If you’re moving across the U.S.-Canada border or planning to retire abroad, one of the biggest financial questions is:
TFSA vs Roth IRA — which one is better, and how are they taxed when you move countries?
Both accounts offer tax-free growth, but the rules, eligibility, and cross-border tax treatment are very different. Making the wrong move could trigger unexpected taxes from the CRA or IRS.
Let’s break it down clearly.
Key Differences Between TFSA and Roth IRA (2025)
| Feature | TFSA (Canada) | Roth IRA (U.S.) |
|---|---|---|
| Eligibility | Canadian residents aged 18+ | Must have earned income |
| 2025 Contribution Limit | $7,000 + unused room since 2009 | $7,000 (<50) or $8,000 (50+) |
| Income Limit for Contributions | No income restriction | High earners may be phased out |
| Withdrawal Rules | Anytime, tax-free, no penalties | Must be 59.5+ AND Roth open 5+ years for tax-free earnings |
| Contribution Room Carry Forward | Yes | No |
| Contribution Room Replenished After Withdrawal | Yes (next calendar year) | No |
| Penalties | 1% per month on overcontributions | 10% early withdrawal penalty (on earnings) |
Similarities Between TFSA and Roth IRA
✔ No tax deduction when contributing
✔ Growth inside the account is tax-free
✔ Qualified withdrawals are tax-free
✔ Can hold stocks, ETFs, bonds, GICs/mutual funds
Can You Transfer a Roth IRA to a TFSA?
No. The CRA and IRS do not recognize TFSA and Roth IRA as equivalent plans.
You cannot directly transfer or roll over funds between them without triggering taxes.

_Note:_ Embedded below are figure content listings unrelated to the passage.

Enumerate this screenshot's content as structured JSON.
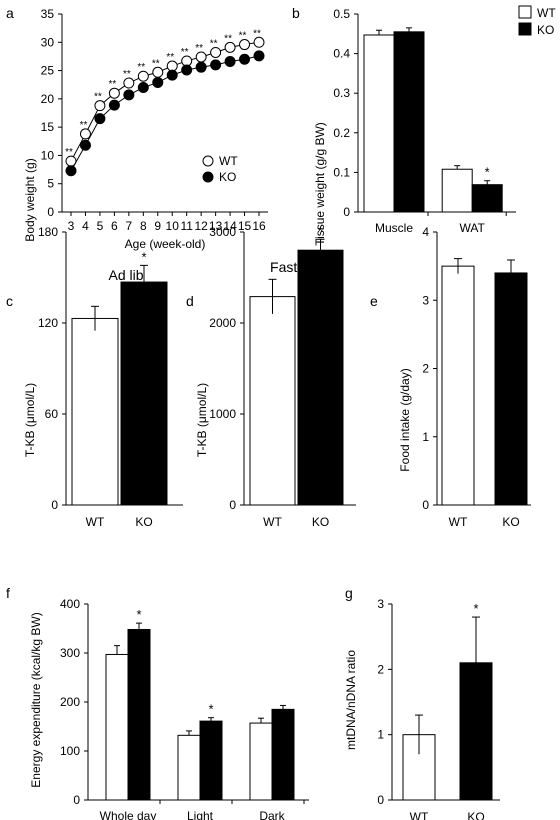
{
  "legend": {
    "wt": "WT",
    "ko": "KO"
  },
  "colors": {
    "wt": "#ffffff",
    "ko": "#000000",
    "stroke": "#000000"
  },
  "chart_data": [
    {
      "id": "a",
      "panel_label": "a",
      "type": "line",
      "title": "",
      "xlabel": "Age (week-old)",
      "ylabel": "Body weight (g)",
      "ylim": [
        0,
        35
      ],
      "yticks": [
        0,
        5,
        10,
        15,
        20,
        25,
        30,
        35
      ],
      "x": [
        3,
        4,
        5,
        6,
        7,
        8,
        9,
        10,
        11,
        12,
        13,
        14,
        15,
        16
      ],
      "series": [
        {
          "name": "WT",
          "values": [
            9.0,
            13.8,
            18.8,
            21.0,
            22.8,
            24.0,
            24.7,
            25.8,
            26.7,
            27.4,
            28.2,
            29.1,
            29.6,
            30.0
          ]
        },
        {
          "name": "KO",
          "values": [
            7.3,
            11.8,
            16.5,
            18.9,
            20.7,
            22.0,
            22.9,
            24.2,
            25.1,
            25.6,
            26.0,
            26.6,
            27.0,
            27.6
          ]
        }
      ],
      "annotations": [
        "**",
        "**",
        "**",
        "**",
        "**",
        "**",
        "**",
        "**",
        "**",
        "**",
        "**",
        "**",
        "**",
        "**"
      ],
      "legend_position": "bottom-right"
    },
    {
      "id": "b",
      "panel_label": "b",
      "type": "bar",
      "title": "",
      "xlabel": "",
      "ylabel": "Tissue weight (g/g BW)",
      "ylim": [
        0,
        0.5
      ],
      "yticks": [
        0,
        0.1,
        0.2,
        0.3,
        0.4,
        0.5
      ],
      "categories": [
        "Muscle",
        "WAT"
      ],
      "series": [
        {
          "name": "WT",
          "values": [
            0.447,
            0.108
          ],
          "errors": [
            0.012,
            0.009
          ]
        },
        {
          "name": "KO",
          "values": [
            0.455,
            0.069
          ],
          "errors": [
            0.01,
            0.01
          ]
        }
      ],
      "annotations": [
        "",
        "*"
      ],
      "legend_position": "top-right"
    },
    {
      "id": "c",
      "panel_label": "c",
      "type": "bar",
      "title": "Ad lib",
      "xlabel": "",
      "ylabel": "T-KB (μmol/L)",
      "ylim": [
        0,
        180
      ],
      "yticks": [
        0,
        60,
        120,
        180
      ],
      "categories": [
        "WT",
        "KO"
      ],
      "values": [
        123,
        147
      ],
      "errors": [
        8,
        11
      ],
      "annotations": [
        "",
        "*"
      ]
    },
    {
      "id": "d",
      "panel_label": "d",
      "type": "bar",
      "title": "Fasting",
      "xlabel": "",
      "ylabel": "T-KB (μmol/L)",
      "ylim": [
        0,
        3000
      ],
      "yticks": [
        0,
        1000,
        2000,
        3000
      ],
      "categories": [
        "WT",
        "KO"
      ],
      "values": [
        2290,
        2800
      ],
      "errors": [
        190,
        120
      ],
      "annotations": [
        "",
        "*"
      ]
    },
    {
      "id": "e",
      "panel_label": "e",
      "type": "bar",
      "title": "",
      "xlabel": "",
      "ylabel": "Food intake (g/day)",
      "ylim": [
        0,
        4
      ],
      "yticks": [
        0,
        1,
        2,
        3,
        4
      ],
      "categories": [
        "WT",
        "KO"
      ],
      "values": [
        3.5,
        3.4
      ],
      "errors": [
        0.11,
        0.19
      ],
      "annotations": [
        "",
        ""
      ]
    },
    {
      "id": "f",
      "panel_label": "f",
      "type": "bar",
      "title": "",
      "xlabel": "",
      "ylabel": "Energy expenditure (kcal/kg BW)",
      "ylim": [
        0,
        400
      ],
      "yticks": [
        0,
        100,
        200,
        300,
        400
      ],
      "categories": [
        "Whole day",
        "Light",
        "Dark"
      ],
      "series": [
        {
          "name": "WT",
          "values": [
            297,
            132,
            157
          ],
          "errors": [
            18,
            9,
            10
          ]
        },
        {
          "name": "KO",
          "values": [
            348,
            161,
            185
          ],
          "errors": [
            13,
            7,
            8
          ]
        }
      ],
      "annotations": [
        "*",
        "*",
        ""
      ]
    },
    {
      "id": "g",
      "panel_label": "g",
      "type": "bar",
      "title": "",
      "xlabel": "",
      "ylabel": "mtDNA/nDNA ratio",
      "ylim": [
        0,
        3
      ],
      "yticks": [
        0,
        1,
        2,
        3
      ],
      "categories": [
        "WT",
        "KO"
      ],
      "values": [
        1.0,
        2.1
      ],
      "errors": [
        0.3,
        0.7
      ],
      "annotations": [
        "",
        "*"
      ]
    }
  ]
}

Moving to Canada With a Roth IRA? Here’s What To Do
If you become a Canadian resident and already have a Roth IRA, you must:
✅ Stop contributing immediately — adding more funds after becoming Canadian-resident creates tax problems
✅ File a one-time election under the Canada-U.S. tax treaty — this tells the CRA to continue treating your Roth IRA as tax-exempt
✅ Make only “qualified withdrawals” — you must be 59.5+ and have held the account for 5+ years
TFSA Tax Treatment for U.S. Citizens in Canada
⚠️ If you are a U.S. person (citizen or green card holder) living in Canada, the IRS does not recognize the TFSA as a tax-free account.
This means:
- You may need to report TFSA earnings on your U.S. tax return
- Some people avoid TFSAs until they renounce U.S. person status
Which Is Better — TFSA or Roth IRA?
| Situation | Best Account |
|---|---|
| Canadian living in Canada | TFSA |
| American living in U.S. | Roth IRA |
| Moving from U.S. → Canada | Keep Roth IRA, open TFSA (after filing election) |
| U.S. citizen living in Canada | RRSP may be better than TFSA (for IRS reporting) |
Summary — TFSA vs Roth IRA in One Minute
- ❌ You cannot transfer a Roth IRA into a TFSA
- ✅ You can own both, but must follow cross-border tax rules
- 📄 If you bring a Roth IRA to Canada, file the one-time treaty election
- ❌ Never contribute to a Roth IRA after becoming Canadian-resident
- ✅ TFSA withdrawals are always tax-free — Roth IRA withdrawals are only tax-free if qualified
Final Thoughts
Both TFSA and Roth IRA are powerful tax-free tools, but once you cross borders, tax agencies play by different rules. A little paperwork goes a long way — especially if it helps you avoid paying unnecessary tax twice.